We don't have specific guidance yet, but here is my educated guess as to what the answer will be:

*Yes. Because of the public health crisis caused by COVID-19, all employers (not just health care employers) will be able to require employees to be vaccinated before they can return to the non-virtual workplace.

*However, employers will be required to make exceptions in some cases. If an employee has a medical condition that could be aggravated by the vaccine, or a sincere religious objection to receiving the vaccine, the employer should consider reasonable accommodation. Depending on the employee's job, that could include letting the employee work in a more isolated spot onsite, or letting the employee work onsite while taking extra precautions, or moving the employee from a customer-facing role to one that has limited or no contact with the public. (There may be other options, as well.)
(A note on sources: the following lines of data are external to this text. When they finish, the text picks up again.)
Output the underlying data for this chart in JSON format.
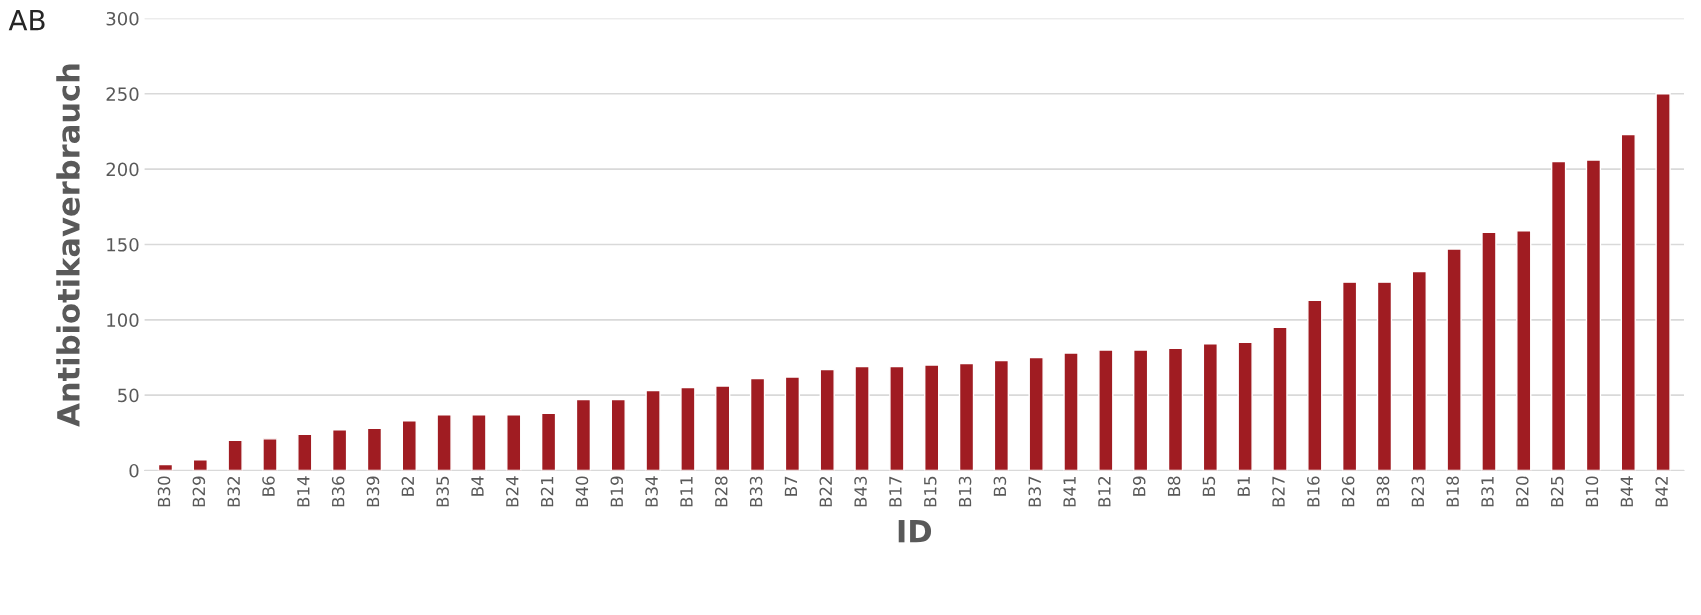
{
  "chart_data": {
    "type": "bar",
    "title": "AB",
    "xlabel": "ID",
    "ylabel": "Antibiotikaverbrauch",
    "categories": [
      "B30",
      "B29",
      "B32",
      "B6",
      "B14",
      "B36",
      "B39",
      "B2",
      "B35",
      "B4",
      "B24",
      "B21",
      "B40",
      "B19",
      "B34",
      "B11",
      "B28",
      "B33",
      "B7",
      "B22",
      "B43",
      "B17",
      "B15",
      "B13",
      "B3",
      "B37",
      "B41",
      "B12",
      "B9",
      "B8",
      "B5",
      "B1",
      "B27",
      "B16",
      "B26",
      "B38",
      "B23",
      "B18",
      "B31",
      "B20",
      "B25",
      "B10",
      "B44",
      "B42"
    ],
    "values": [
      4,
      7,
      20,
      21,
      24,
      27,
      28,
      33,
      37,
      37,
      37,
      38,
      47,
      47,
      53,
      55,
      56,
      61,
      62,
      67,
      69,
      69,
      70,
      71,
      73,
      75,
      78,
      80,
      80,
      81,
      84,
      85,
      95,
      113,
      125,
      125,
      132,
      147,
      158,
      159,
      205,
      206,
      223,
      250
    ],
    "color": "#a01c22",
    "ylim": [
      0,
      300
    ],
    "yticks": [
      0,
      50,
      100,
      150,
      200,
      250,
      300
    ],
    "grid": "y"
  }
}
*If an employee has a legitimate reason for not being vaccinated but is in a position that can be performed remotely, the employer should let the employee continue working remotely. Remote work can be a form of reasonable accommodation.

*Presumably, employers with unions would be required to bargain before imposing a vaccination requirement unless the requirement would fall within a management rights clause.

*Requiring employees to be vaccinated (with exceptions for reasonable accommodation situations) may lessen employers' potential liability for workplace safety complaints or workers' compensation claims related to COVID-19.

Again, the above are just my guesses. And if an employer prefers a lighter approach, there should be no problem with urging employees to be vaccinated but not requiring it.